Ensuite, ces mêmes médiocres – les Attal, Philippe, Bayrou et compagnie – ne l’entendent pas eux de cette oreille. Ils ne veulent pas de ce plan général de liquidation.  Ils font campagne en urgence avec les outils intellectuels dont ils disposent. Vu le peu de temps à disposition, Gabriel Attal a visiblement composé cet embryon de programme, que je viens de commenter, avec quelques conseillers en quelques heures pour donner l’impression d’avoir quelque chose de nouveau à proposer. Cela ne trompera personne d’un peu informé. Probablement, Bruno Le Maire va jouer de son côté la carte de la peur de l’écroulement financier. Tous vont dénoncer le danger pour les valeurs de la République. 
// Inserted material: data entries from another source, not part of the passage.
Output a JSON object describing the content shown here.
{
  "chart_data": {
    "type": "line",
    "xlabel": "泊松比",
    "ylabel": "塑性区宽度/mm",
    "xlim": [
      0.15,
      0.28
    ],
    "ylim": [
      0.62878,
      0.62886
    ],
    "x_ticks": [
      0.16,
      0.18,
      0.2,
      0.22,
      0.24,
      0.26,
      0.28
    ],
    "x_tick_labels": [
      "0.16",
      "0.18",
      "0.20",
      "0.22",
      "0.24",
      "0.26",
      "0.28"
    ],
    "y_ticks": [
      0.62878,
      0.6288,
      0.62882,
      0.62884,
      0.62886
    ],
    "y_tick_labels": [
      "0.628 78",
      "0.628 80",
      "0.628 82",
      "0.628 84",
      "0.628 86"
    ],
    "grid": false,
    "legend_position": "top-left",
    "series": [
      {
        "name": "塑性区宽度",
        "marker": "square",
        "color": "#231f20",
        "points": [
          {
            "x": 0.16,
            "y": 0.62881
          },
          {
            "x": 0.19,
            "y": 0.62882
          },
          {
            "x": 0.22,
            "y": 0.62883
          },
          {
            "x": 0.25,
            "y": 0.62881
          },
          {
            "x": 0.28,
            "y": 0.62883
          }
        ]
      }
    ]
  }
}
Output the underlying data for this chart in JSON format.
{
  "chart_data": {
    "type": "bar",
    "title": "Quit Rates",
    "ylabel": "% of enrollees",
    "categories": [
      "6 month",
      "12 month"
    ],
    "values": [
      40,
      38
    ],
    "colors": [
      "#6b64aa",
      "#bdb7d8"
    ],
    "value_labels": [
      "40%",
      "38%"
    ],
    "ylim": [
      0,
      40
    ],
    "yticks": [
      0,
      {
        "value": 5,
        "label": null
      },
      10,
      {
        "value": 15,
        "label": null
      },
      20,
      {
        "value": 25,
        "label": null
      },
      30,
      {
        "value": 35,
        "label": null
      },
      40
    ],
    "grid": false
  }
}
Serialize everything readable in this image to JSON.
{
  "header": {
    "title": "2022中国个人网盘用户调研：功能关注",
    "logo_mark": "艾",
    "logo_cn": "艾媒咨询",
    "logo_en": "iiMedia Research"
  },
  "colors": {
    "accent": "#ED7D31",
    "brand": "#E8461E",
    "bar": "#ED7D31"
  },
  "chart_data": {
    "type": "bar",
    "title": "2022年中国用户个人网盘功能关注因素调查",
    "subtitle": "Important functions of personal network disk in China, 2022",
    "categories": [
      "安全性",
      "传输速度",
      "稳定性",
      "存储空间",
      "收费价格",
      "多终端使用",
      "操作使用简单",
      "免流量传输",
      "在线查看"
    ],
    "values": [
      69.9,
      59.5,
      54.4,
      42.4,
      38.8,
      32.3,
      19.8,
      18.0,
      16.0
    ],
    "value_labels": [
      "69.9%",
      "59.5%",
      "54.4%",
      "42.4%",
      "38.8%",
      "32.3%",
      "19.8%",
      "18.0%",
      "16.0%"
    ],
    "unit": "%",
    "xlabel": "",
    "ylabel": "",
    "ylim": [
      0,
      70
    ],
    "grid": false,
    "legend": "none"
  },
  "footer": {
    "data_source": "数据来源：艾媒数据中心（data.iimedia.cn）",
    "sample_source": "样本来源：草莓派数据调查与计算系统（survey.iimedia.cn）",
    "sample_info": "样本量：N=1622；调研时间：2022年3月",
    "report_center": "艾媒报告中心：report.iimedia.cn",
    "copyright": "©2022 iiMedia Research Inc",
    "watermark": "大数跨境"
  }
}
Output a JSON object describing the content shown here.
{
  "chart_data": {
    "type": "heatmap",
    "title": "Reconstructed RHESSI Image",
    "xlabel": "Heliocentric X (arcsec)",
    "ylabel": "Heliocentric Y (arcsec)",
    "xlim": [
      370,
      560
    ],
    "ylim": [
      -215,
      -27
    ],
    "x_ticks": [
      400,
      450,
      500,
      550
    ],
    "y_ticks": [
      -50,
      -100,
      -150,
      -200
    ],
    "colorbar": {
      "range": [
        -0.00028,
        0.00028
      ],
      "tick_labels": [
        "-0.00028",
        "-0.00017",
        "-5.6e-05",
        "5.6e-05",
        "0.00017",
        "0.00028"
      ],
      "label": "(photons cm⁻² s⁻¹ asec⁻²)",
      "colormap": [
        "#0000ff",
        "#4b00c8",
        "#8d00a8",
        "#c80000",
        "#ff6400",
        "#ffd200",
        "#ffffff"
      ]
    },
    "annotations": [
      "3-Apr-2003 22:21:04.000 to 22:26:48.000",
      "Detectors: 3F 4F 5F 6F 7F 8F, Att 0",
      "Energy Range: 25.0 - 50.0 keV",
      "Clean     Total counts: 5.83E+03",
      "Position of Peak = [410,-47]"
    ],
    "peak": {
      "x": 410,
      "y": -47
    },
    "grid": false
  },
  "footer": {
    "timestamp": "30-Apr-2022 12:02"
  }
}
Il est possible que les candidats Ensemble sauvent les meubles, mais cela sera vraiment en dépit du Président Macron. Il est possible que ces candidats sombrent. Quoi qu’il en soit, sauf miracle électoral qui démentirait des décennies de savoirs électoralistes, la défaite du camp présidentiel déclenchera sans doute une recomposition en son sein. Il est peu probable qu’Emmanuel Macron y jouisse à l’avenir d’une grande autorité, bien au contraire. Il sera, en pire, comme Chirac après la dissolution ratée de 1997, sans pouvoir se représenter et sans parti solide derrière lui.